= Poems (Auden) =

Three separate collections of the poetry of W. H. Auden

1930 edition

Poems is the title of three separate collections of the early poetry of W. H. Auden. Auden refused to title his early work because he wanted the reader to confront the poetry itself. Consequently, his first book was called simply Poems when it was printed by his friend and fellow poet Stephen Spender in 1928; he used the same title for the very different book published by Faber and Faber in 1930 (2nd ed. 1933), and by Random House in 1934, which also included The Orators and The Dance of Death.

The privately printed 1928 edition of Poems was of "about 45 copies", as stated on its limitation page; probably only around 30 copies were actually printed. It is one of the great rarities of twentieth century literature.

The 1930 commercially published edition of Poems appeared from Faber and Faber in 1930, having been accepted by T. S. Eliot; it was printed in an edition of 1,000 copies. Only a small number of the poems in the 1928 version survived into the 1930 volume. Written in a gnomic, seemingly obscure style, the poems and the play Paid on Both Sides included with them, were extraordinarily influential. The compression of their style, their presentation of a personality "frustrate and vexed" that could be seen as a metaphor for the zeitgeist of a country—plainly England, struck a wholly new, modernist note. Not allusive like Eliot's The Waste Land (1922), the numbered poems in the volume, as well as the play, were as difficult and rich as that work but, unlike it, seemed to come from a person speaking in a private but significant code. The impression derives from the density of rhetorical device, but some of it also comes from the author's stoic, detached attitude toward his own intense emotional life. Some of these mannerisms were copied in the work of Spender and Cecil Day-Lewis. For this reason critics dubbed these contemporary writers, who also saw England in parlous condition, as "the Auden generation."

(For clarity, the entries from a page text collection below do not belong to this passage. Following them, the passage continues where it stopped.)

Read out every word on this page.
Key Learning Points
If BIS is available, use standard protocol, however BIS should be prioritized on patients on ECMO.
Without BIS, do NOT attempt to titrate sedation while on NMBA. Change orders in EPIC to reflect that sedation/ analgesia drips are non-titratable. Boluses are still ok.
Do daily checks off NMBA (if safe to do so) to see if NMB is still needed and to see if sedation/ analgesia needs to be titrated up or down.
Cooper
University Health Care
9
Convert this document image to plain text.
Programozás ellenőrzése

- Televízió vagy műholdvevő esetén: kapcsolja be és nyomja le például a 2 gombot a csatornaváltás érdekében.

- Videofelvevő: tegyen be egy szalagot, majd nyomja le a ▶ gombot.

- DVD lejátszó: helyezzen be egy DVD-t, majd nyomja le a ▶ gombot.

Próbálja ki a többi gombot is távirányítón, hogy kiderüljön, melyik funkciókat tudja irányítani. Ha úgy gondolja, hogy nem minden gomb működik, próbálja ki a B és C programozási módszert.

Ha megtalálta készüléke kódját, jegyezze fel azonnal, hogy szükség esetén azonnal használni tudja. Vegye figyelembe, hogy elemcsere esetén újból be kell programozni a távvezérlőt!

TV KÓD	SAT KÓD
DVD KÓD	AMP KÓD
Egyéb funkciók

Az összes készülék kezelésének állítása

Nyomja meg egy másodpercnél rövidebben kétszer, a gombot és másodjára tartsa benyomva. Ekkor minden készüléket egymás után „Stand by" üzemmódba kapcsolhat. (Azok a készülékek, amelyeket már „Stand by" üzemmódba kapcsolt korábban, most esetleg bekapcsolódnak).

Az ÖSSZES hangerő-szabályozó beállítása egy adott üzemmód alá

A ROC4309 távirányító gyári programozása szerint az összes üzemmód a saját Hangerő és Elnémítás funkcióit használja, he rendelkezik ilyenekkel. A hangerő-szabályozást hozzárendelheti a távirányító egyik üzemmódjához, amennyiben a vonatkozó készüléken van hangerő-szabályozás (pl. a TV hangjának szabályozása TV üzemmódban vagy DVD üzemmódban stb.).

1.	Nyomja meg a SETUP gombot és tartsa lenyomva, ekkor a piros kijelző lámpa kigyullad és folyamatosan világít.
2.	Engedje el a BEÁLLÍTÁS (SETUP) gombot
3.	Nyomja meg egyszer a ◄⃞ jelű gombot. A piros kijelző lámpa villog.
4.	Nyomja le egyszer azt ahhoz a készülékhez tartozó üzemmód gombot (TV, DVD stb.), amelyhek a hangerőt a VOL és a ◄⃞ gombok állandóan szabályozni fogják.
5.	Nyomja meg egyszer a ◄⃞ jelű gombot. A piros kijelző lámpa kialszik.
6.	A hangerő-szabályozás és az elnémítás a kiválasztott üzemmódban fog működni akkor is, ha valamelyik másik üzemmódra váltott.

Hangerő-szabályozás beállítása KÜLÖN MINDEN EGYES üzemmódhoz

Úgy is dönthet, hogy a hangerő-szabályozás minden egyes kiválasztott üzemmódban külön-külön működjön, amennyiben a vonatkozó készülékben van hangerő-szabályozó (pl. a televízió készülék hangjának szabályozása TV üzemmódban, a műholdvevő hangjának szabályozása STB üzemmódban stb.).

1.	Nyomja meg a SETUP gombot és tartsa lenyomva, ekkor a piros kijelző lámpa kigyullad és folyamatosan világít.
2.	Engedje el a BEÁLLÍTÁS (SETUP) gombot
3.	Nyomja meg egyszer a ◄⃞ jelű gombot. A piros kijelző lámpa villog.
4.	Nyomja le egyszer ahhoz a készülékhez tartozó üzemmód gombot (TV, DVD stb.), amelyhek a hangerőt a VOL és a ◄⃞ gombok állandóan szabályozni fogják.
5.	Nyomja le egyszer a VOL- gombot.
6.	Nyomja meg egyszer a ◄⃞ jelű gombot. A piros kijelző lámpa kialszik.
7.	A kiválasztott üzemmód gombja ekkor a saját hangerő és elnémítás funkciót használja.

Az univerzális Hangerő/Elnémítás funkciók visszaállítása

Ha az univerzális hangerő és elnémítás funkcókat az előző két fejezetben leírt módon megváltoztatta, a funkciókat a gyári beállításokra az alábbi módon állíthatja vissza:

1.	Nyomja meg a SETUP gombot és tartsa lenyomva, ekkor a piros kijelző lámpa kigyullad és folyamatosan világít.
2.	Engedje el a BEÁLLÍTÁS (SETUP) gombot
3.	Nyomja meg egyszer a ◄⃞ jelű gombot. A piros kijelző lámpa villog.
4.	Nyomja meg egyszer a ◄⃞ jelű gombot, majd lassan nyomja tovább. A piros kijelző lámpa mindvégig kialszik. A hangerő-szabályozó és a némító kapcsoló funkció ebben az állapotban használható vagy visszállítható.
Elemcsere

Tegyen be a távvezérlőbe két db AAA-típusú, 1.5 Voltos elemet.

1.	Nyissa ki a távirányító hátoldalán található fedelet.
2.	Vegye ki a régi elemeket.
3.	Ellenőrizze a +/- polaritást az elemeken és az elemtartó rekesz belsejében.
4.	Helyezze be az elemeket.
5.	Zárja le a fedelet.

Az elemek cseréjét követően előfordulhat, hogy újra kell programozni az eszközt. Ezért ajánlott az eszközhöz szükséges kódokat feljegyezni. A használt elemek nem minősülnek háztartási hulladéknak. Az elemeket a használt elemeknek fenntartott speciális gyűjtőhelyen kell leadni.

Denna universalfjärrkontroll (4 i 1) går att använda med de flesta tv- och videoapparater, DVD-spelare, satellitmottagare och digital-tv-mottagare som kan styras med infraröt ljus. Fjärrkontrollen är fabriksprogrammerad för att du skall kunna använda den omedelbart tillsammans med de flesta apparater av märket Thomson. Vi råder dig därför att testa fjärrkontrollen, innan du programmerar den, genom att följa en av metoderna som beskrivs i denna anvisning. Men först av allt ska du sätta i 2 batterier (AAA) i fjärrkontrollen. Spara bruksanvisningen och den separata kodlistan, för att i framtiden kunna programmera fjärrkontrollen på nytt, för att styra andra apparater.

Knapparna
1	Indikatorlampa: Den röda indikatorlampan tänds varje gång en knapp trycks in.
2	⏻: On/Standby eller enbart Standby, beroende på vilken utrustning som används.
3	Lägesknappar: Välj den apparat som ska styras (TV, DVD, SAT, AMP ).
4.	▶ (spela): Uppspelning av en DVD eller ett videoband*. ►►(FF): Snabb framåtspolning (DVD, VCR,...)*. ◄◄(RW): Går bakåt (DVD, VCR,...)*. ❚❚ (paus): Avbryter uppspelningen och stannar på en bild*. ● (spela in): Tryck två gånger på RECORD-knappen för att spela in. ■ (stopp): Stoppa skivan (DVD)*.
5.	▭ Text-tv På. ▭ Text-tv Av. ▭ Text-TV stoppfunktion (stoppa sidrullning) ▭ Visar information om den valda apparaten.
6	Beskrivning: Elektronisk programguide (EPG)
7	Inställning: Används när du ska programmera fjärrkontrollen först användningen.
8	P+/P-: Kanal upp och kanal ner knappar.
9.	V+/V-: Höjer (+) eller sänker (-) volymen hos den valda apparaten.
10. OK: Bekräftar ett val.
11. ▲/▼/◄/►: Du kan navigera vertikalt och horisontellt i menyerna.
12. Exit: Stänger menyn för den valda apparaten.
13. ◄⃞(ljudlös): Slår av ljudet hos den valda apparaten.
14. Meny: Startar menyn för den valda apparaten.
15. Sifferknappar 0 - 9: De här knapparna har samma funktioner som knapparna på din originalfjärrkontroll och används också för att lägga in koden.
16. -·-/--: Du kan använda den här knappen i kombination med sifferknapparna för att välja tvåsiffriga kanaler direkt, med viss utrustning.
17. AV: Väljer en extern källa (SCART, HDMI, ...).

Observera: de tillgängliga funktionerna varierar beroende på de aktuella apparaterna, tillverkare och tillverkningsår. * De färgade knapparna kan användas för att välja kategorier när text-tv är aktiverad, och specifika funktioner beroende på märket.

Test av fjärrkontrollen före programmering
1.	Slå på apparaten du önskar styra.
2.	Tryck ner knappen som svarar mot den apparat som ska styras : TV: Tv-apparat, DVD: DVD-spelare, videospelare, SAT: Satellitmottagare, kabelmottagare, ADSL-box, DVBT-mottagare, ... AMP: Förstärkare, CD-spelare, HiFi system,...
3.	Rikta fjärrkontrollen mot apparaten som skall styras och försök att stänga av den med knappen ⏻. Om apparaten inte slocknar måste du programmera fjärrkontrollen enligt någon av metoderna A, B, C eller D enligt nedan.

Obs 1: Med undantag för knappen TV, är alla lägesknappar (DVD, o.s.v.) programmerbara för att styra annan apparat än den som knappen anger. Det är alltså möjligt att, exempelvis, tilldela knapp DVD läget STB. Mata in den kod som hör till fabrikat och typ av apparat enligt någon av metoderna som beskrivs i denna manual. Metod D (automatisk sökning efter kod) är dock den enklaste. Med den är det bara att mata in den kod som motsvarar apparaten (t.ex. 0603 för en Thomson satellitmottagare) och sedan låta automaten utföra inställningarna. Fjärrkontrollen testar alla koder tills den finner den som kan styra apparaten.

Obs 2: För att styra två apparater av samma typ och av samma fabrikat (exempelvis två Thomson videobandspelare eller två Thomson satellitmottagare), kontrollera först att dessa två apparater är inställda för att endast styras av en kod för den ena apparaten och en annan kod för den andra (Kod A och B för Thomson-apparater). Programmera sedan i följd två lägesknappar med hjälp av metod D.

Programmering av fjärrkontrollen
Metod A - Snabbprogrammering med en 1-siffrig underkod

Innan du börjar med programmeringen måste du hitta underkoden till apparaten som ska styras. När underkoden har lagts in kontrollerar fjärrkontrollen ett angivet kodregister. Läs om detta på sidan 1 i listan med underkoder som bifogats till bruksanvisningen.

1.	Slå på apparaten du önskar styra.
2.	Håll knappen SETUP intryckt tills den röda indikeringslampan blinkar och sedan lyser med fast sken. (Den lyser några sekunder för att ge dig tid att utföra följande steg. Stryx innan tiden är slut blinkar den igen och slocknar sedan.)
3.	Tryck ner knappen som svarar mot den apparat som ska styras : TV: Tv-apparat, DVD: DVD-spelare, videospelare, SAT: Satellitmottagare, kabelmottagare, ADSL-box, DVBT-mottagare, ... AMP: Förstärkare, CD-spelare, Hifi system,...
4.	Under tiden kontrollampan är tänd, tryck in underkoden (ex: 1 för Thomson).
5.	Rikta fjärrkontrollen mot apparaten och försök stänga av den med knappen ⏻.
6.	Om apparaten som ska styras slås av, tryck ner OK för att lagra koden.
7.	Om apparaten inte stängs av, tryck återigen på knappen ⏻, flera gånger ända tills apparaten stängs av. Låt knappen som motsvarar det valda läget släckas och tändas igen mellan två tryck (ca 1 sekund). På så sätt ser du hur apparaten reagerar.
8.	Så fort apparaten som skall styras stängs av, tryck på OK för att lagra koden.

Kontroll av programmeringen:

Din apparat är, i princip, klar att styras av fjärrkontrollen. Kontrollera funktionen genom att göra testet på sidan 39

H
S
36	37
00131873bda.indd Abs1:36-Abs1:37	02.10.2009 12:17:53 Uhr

In 1933, when Poems was reprinted, Auden replaced seven of the poems in the 1930 edition with poems that he had written during the year 1930, after completing the 1930 version of the book. Auden revised or dropped many of the poems in the 1933 edition for the collections and selections that he prepared in the 1940s and later.

The 1934 edition, published by Random House, was Auden's first published book in the United States. The publisher included all three of the books that Auden had published in the UK in this volume.

For a few readers and critics, such as Randall Jarrell, the 1930 and 1933 versions remain Auden's greatest achievement.